Edler Minidisc-Player mit OLED-Display im Test
Im Test: Verspiegelter Sony HI-MD-Player MZ-RH10
Minidisc-Player sind ihren Kollegen mit Flash-Speicher oder mit Festplatte in vielen Punkten eine Nasenlänge voraus. Sonys MZ-RH10 zum Beispiel kann mit den ein Gigabyte großen HI-MDs umgehen. Für kleines Geld kann man so gigabyteweise Speicher nachkaufen, und Daten und Musik überall mit hin nehmen. Dafür muss man aber auch mit ein paar Abstrichen leben.

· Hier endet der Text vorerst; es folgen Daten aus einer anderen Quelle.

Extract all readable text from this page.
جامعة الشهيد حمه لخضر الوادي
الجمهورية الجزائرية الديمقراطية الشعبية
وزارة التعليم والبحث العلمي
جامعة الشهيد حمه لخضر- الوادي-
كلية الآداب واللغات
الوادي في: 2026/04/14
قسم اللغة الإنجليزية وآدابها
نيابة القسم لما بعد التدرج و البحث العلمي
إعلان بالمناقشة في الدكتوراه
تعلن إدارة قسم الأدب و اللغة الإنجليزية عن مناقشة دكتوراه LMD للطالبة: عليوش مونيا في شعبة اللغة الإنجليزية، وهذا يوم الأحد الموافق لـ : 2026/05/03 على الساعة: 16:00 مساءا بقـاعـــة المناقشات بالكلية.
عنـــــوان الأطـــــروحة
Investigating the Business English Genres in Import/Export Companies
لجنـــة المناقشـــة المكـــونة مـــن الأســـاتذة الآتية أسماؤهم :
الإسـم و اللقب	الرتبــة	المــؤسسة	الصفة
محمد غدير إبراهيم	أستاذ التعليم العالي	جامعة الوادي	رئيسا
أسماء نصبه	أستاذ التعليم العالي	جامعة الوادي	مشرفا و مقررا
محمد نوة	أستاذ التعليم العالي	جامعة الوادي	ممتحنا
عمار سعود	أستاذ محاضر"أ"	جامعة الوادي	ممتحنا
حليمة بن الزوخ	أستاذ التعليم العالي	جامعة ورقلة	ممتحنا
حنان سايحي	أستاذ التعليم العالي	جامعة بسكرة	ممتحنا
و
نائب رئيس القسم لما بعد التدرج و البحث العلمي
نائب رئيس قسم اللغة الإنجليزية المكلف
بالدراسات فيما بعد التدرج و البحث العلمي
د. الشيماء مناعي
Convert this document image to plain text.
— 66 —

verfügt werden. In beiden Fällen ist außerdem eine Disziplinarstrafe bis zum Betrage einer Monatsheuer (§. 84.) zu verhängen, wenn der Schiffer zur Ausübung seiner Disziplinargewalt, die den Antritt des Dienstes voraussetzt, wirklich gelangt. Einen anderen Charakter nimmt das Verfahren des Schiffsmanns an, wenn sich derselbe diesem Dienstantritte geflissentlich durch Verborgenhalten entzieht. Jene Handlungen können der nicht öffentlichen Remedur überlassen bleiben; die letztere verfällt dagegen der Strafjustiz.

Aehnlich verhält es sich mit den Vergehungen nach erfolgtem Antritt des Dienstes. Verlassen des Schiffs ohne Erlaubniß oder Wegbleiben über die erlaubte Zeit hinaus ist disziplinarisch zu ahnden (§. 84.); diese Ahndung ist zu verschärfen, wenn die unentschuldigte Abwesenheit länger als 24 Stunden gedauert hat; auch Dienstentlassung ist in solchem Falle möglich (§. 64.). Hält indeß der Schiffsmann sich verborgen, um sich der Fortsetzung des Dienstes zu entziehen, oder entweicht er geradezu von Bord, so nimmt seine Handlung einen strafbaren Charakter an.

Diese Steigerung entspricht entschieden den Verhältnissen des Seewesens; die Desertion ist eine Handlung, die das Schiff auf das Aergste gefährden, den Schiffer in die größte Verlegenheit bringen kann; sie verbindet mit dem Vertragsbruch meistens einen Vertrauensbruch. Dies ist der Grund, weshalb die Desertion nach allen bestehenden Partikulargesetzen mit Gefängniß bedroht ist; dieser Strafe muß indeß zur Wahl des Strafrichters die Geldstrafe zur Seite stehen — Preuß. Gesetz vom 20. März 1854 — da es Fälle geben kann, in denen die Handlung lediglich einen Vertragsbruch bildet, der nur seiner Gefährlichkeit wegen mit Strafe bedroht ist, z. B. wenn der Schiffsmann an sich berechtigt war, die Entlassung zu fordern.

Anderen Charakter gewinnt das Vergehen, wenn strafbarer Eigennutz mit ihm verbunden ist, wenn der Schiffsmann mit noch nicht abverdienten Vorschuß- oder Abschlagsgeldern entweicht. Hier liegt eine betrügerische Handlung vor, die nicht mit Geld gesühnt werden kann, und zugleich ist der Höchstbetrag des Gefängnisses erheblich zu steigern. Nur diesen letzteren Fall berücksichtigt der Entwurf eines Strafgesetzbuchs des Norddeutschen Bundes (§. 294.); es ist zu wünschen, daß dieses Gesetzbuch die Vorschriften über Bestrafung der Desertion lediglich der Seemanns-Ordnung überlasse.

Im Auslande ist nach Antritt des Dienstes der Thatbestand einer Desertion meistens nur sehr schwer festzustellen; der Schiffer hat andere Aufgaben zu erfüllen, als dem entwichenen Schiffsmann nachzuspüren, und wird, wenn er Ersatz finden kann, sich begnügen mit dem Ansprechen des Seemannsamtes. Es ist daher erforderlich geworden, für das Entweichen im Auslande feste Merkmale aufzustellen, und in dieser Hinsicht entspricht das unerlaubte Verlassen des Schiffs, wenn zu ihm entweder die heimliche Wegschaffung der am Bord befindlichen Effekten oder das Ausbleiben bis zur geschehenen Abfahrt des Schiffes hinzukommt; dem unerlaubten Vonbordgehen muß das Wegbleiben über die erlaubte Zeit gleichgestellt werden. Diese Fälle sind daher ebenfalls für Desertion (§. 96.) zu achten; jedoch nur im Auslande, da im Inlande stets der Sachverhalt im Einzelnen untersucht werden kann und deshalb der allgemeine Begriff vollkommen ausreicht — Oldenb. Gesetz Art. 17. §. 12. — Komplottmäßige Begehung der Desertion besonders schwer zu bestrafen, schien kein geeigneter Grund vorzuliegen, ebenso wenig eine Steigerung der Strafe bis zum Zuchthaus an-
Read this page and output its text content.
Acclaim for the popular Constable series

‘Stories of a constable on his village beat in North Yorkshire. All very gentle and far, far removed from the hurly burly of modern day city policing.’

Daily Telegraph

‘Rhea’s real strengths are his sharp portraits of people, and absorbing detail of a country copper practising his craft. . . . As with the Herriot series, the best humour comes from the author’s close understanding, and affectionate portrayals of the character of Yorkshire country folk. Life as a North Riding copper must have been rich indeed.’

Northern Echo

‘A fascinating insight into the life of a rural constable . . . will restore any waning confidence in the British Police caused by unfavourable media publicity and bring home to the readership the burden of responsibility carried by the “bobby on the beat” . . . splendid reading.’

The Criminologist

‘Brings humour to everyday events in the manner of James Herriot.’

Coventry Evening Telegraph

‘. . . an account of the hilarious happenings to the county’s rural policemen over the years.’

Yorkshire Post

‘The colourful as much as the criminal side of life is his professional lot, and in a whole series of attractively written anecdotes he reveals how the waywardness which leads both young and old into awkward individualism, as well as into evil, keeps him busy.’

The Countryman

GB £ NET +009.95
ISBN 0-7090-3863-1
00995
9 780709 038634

Netzwelt.de sagt Ihnen welche das im Falle des MZ-RH10 genau sind.

Inhaltsverzeichnis
- 1Der Daumen als Steuermann
- 2Blasses Grün dank gelbem Planeten
- 3An der Nabelschnur zum PC: Daten ja, Musik nein
- 4Starke Seite der Minidisc: Guter Klang, nahe am Original
- 5Fazit
Gleißendes Licht: Wer den Minidisc-Player zum ersten Mal aus dem Schaumstoff blättert, wird erst einmal kräftig geblendet. Die silber verspiegelte Oberfläche taugt notfalls auch als Ersatz für einen normalen Spiegel. Allerdings macht der schöne Schein nicht den kratzfestesten Eindruck; bereits vor dem ersten Einschalten sind schon die ersten tiefen Spuren zu sehen.
Der Daumen als Steuermann
Auffälligstes Bedienelement ist ein daumengroßes Steuerrad, welches von zwei weiteren Hardwaretasten eingerahmt wird, und aus der topfebenen Fläche wie ein Fisch auf ruhiger See herausragt. Darüber sitzen noch fünf weitere Drücker, darunter eine extra Taste zum Suchen von gespeicherten Inhalten.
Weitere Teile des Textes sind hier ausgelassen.